Mark Martin co-founded Tennessee Riverkeeper with Whiteside and is its prosecuting attorney. He said they are used to the attacks. "We know that we're doing something good for the community and actually something good for many of the people that are complaining."

Huntsville lawyer and six-year Tennessee Riverkeeper board member Doug Martinson said Whiteside's intensity comes through in board meetings.

"He knows when to push," Martinson said. "He expects a lot out of people and people respond to that because it's really a bigger cause than all of us. He needs that drive and determination to push things through and get things done."

Brooke said Whiteside brings that intensity to every issue.

"David is an incredibly passionate person when he gets into something, whether it's music or pinball or Riverkeeping. He gives 120%," Brooke said. "He has that intense personality and energy around him. When he's talking about what he's passionate about, that's not lost on anybody in the room.
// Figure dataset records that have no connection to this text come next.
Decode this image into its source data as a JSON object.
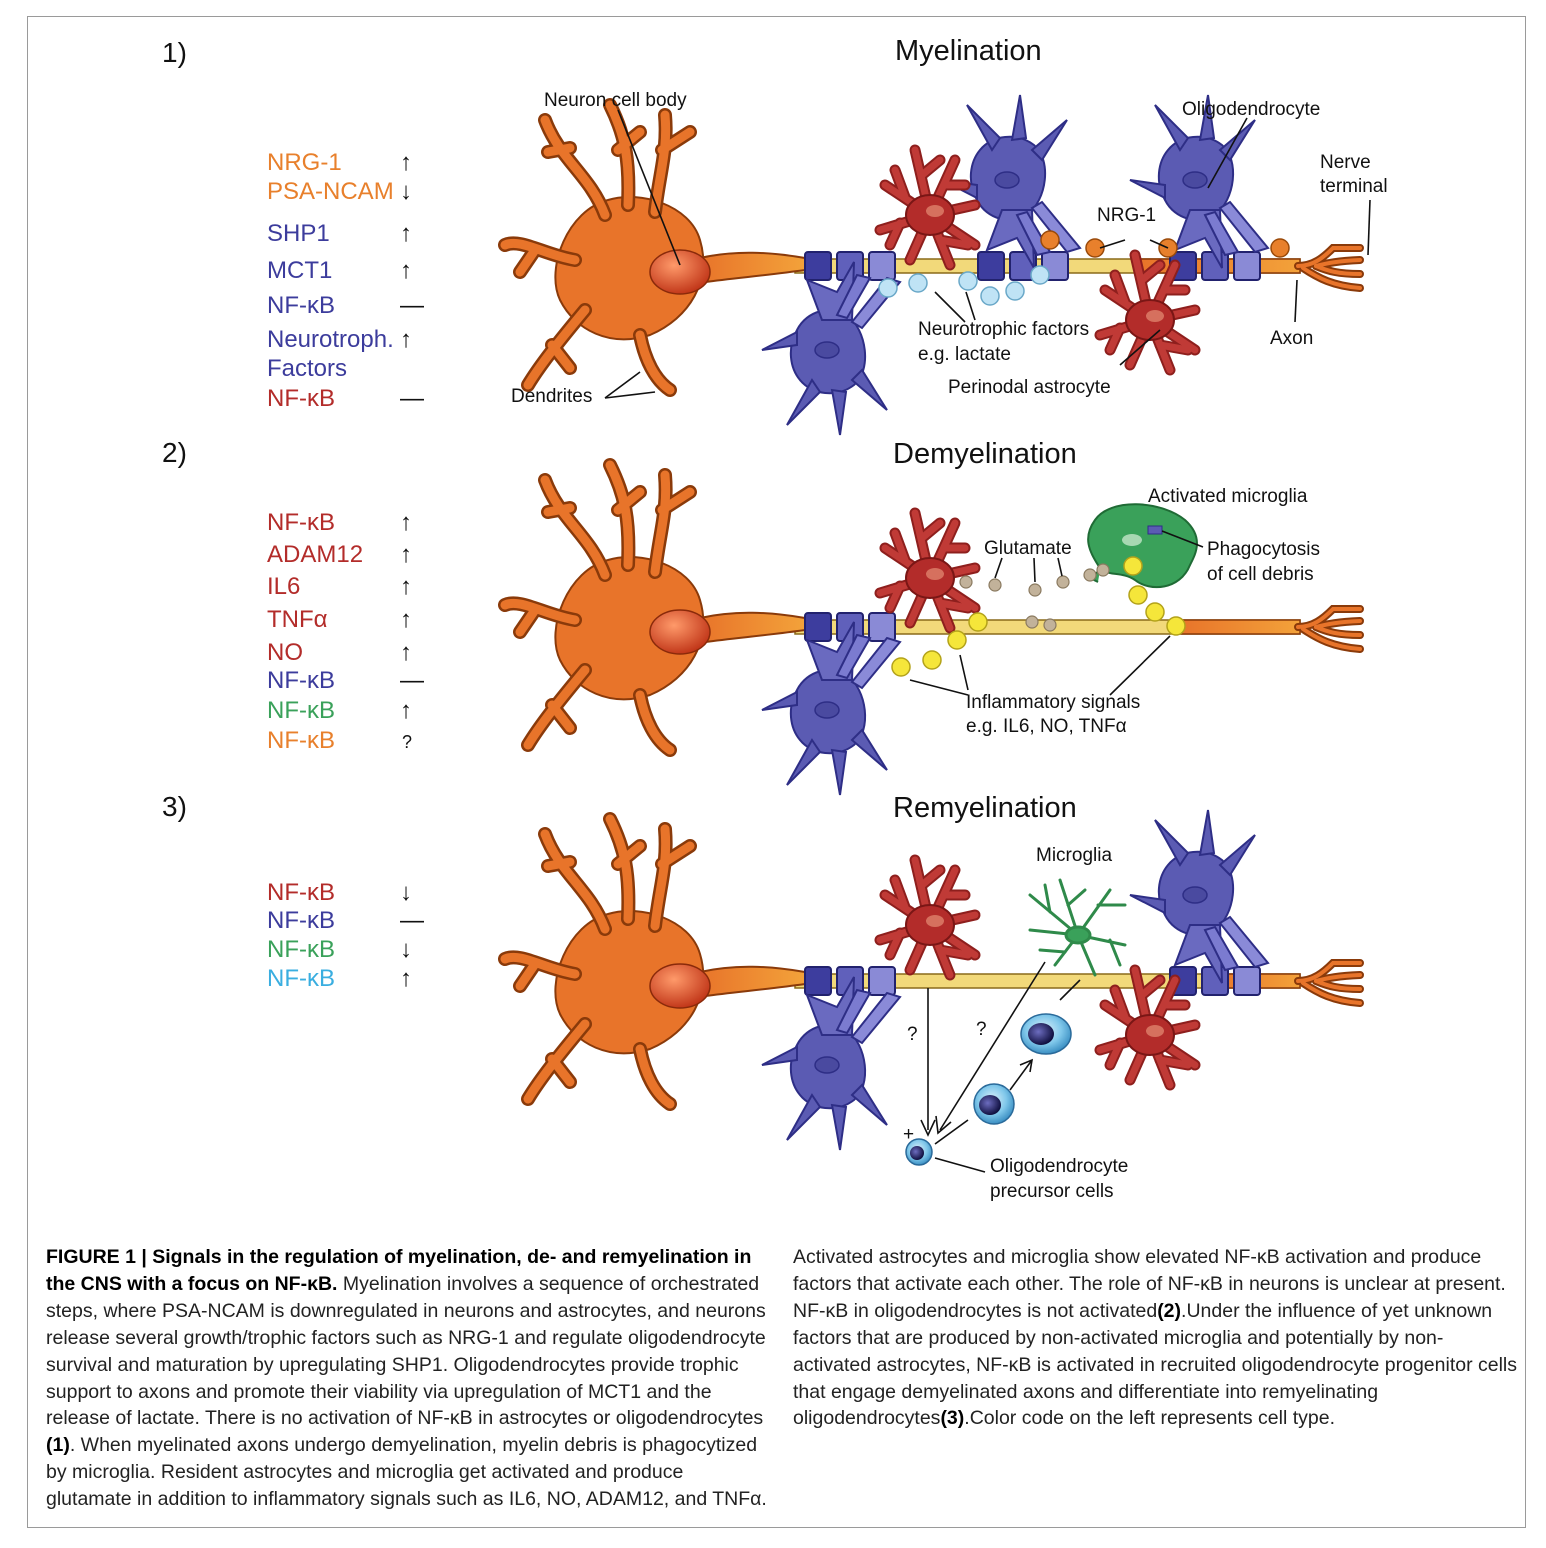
{
  "colors": {
    "neuron": "#e8742a",
    "neuron_dark": "#a8430d",
    "oligodendrocyte": "#5b5bb3",
    "oligo_dark": "#2e2e86",
    "astrocyte": "#b32c2a",
    "microglia": "#3aa15a",
    "opc": "#3aaee0",
    "myelin_axon": "#f2d97a",
    "orange_dot": "#e8802c",
    "blue_dot": "#bfe3f5",
    "yellow_dot": "#f5e63a",
    "glutamate_dot": "#c2b29a"
  },
  "panels": [
    {
      "number": "1)",
      "title": "Myelination",
      "legend": [
        {
          "label": "NRG-1",
          "arrow": "↑",
          "color": "#e8802c"
        },
        {
          "label": "PSA-NCAM",
          "arrow": "↓",
          "color": "#e8802c"
        },
        {
          "label": "SHP1",
          "arrow": "↑",
          "color": "#3c3c9c"
        },
        {
          "label": "MCT1",
          "arrow": "↑",
          "color": "#3c3c9c"
        },
        {
          "label": "NF-κB",
          "arrow": "—",
          "color": "#3c3c9c"
        },
        {
          "label": "Neurotroph.",
          "arrow": "↑",
          "color": "#3c3c9c"
        },
        {
          "label": "Factors",
          "arrow": "",
          "color": "#3c3c9c"
        },
        {
          "label": "NF-κB",
          "arrow": "—",
          "color": "#b32c2a"
        }
      ],
      "annotations": {
        "neuron_cell_body": "Neuron cell body",
        "oligodendrocyte": "Oligodendrocyte",
        "nerve": "Nerve",
        "terminal": "terminal",
        "nrg1": "NRG-1",
        "neurotrophic": "Neurotrophic factors",
        "lactate": "e.g. lactate",
        "axon": "Axon",
        "perinodal": "Perinodal astrocyte",
        "dendrites": "Dendrites"
      }
    },
    {
      "number": "2)",
      "title": "Demyelination",
      "legend": [
        {
          "label": "NF-κB",
          "arrow": "↑",
          "color": "#b32c2a"
        },
        {
          "label": "ADAM12",
          "arrow": "↑",
          "color": "#b32c2a"
        },
        {
          "label": "IL6",
          "arrow": "↑",
          "color": "#b32c2a"
        },
        {
          "label": "TNFα",
          "arrow": "↑",
          "color": "#b32c2a"
        },
        {
          "label": "NO",
          "arrow": "↑",
          "color": "#b32c2a"
        },
        {
          "label": "NF-κB",
          "arrow": "—",
          "color": "#3c3c9c"
        },
        {
          "label": "NF-κB",
          "arrow": "↑",
          "color": "#3aa15a"
        },
        {
          "label": "NF-κB",
          "arrow": "?",
          "color": "#e8802c"
        }
      ],
      "annotations": {
        "activated_microglia": "Activated microglia",
        "glutamate": "Glutamate",
        "phagocytosis": "Phagocytosis",
        "cell_debris": "of cell debris",
        "inflammatory": "Inflammatory signals",
        "examples": "e.g. IL6, NO, TNFα"
      }
    },
    {
      "number": "3)",
      "title": "Remyelination",
      "legend": [
        {
          "label": "NF-κB",
          "arrow": "↓",
          "color": "#b32c2a"
        },
        {
          "label": "NF-κB",
          "arrow": "—",
          "color": "#3c3c9c"
        },
        {
          "label": "NF-κB",
          "arrow": "↓",
          "color": "#3aa15a"
        },
        {
          "label": "NF-κB",
          "arrow": "↑",
          "color": "#3aaee0"
        }
      ],
      "annotations": {
        "microglia": "Microglia",
        "q1": "?",
        "q2": "?",
        "plus": "+",
        "opc1": "Oligodendrocyte",
        "opc2": "precursor cells"
      }
    }
  ],
  "caption": {
    "label": "FIGURE 1 | Signals in the regulation of myelination, de- and remyelination in the CNS with a focus on NF-κB.",
    "p1": "Myelination involves a sequence of orchestrated steps, where PSA-NCAM is downregulated in neurons and astrocytes, and neurons release several growth/trophic factors such as NRG-1 and regulate oligodendrocyte survival and maturation by upregulating SHP1. Oligodendrocytes provide trophic support to axons and promote their viability via upregulation of MCT1 and the release of lactate. There is no activation of NF-κB in astrocytes or oligodendrocytes",
    "ref1": "(1)",
    "p2": ". When myelinated axons undergo demyelination, myelin debris is phagocytized by microglia. Resident astrocytes and microglia get activated and produce glutamate in addition to inflammatory signals such as IL6, NO, ADAM12, and TNFα. Activated astrocytes and microglia show elevated NF-κB activation and produce factors that activate each other. The role of NF-κB in neurons is unclear at present. NF-κB in oligodendrocytes is not activated",
    "ref2": "(2)",
    "p3": ". Under the influence of yet unknown factors that are produced by non-activated microglia and potentially by non-activated astrocytes, NF-κB is activated in recruited oligodendrocyte progenitor cells that engage demyelinated axons and differentiate into remyelinating oligodendrocytes",
    "ref3": "(3)",
    "p4": ". Color code on the left represents cell type."
  }
}
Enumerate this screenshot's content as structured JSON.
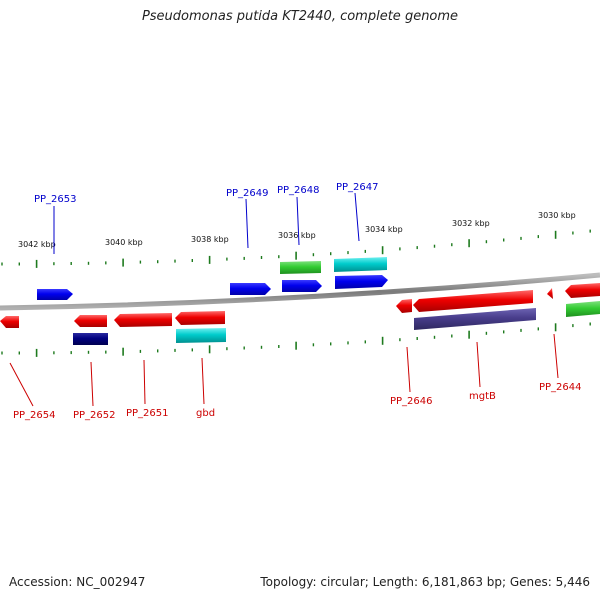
{
  "title": "Pseudomonas putida KT2440, complete genome",
  "footer": {
    "accession": "Accession: NC_002947",
    "summary": "Topology: circular; Length: 6,181,863 bp; Genes: 5,446"
  },
  "colors": {
    "forward_label": "#0000cc",
    "reverse_label": "#cc0000",
    "backbone": "#8a8a8a",
    "ticks": "#1e7a1e",
    "gene_red": "#ee0000",
    "gene_blue": "#0000ee",
    "gene_green": "#33cc33",
    "gene_cyan": "#00cccc",
    "gene_navy": "#000080",
    "gene_purple": "#483d8b"
  },
  "scale_labels": [
    {
      "id": "s3042",
      "text": "3042 kbp"
    },
    {
      "id": "s3040",
      "text": "3040 kbp"
    },
    {
      "id": "s3038",
      "text": "3038 kbp"
    },
    {
      "id": "s3036",
      "text": "3036 kbp"
    },
    {
      "id": "s3034",
      "text": "3034 kbp"
    },
    {
      "id": "s3032",
      "text": "3032 kbp"
    },
    {
      "id": "s3030",
      "text": "3030 kbp"
    }
  ],
  "forward_genes": [
    {
      "id": "pp2653",
      "label": "PP_2653",
      "color": "blue"
    },
    {
      "id": "pp2649",
      "label": "PP_2649",
      "color": "blue"
    },
    {
      "id": "pp2648",
      "label": "PP_2648",
      "color": "blue"
    },
    {
      "id": "pp2647",
      "label": "PP_2647",
      "color": "blue"
    }
  ],
  "reverse_genes": [
    {
      "id": "pp2654",
      "label": "PP_2654",
      "color": "red"
    },
    {
      "id": "pp2652",
      "label": "PP_2652",
      "color": "red"
    },
    {
      "id": "pp2651",
      "label": "PP_2651",
      "color": "red"
    },
    {
      "id": "gbd",
      "label": "gbd",
      "color": "red"
    },
    {
      "id": "pp2646",
      "label": "PP_2646",
      "color": "red"
    },
    {
      "id": "mgtb",
      "label": "mgtB",
      "color": "red"
    },
    {
      "id": "pp2644",
      "label": "PP_2644",
      "color": "red"
    }
  ]
}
"And it's pretty infectious. He can really bring people into the cause and encourage other people to become passionate about something that maybe they haven't really thought that much about."

Whiteside does not dispute his intensity on environmental issues, and hints that it may at times go too far.

"I have a lot of energy and I try to exercise in some aggressive level every single day, probably to a fault. I take out a lot of this frustration and anger in the gym or when I run or ride a bike. I'm constantly thinking about these issues and how to solve them, but there's something that happens to me when I'm working out. It alleviates the frustrations and uplifts me at the same time," he said. "I'm uplifted by action and exercise and being surrounded by amazing friends."

Whiteside is driven not just by his passion for the environment, but by a family legacy that he views as pushing him forward.

"I go back to my maternal ancestors and seceding from the Confederacy and fighting George Wallace and Bull Connor," he reflects. "I feel like I wouldn't be living up to my destiny if I wasn't banging my head up against Southern injustice and rocking the boat a little bit."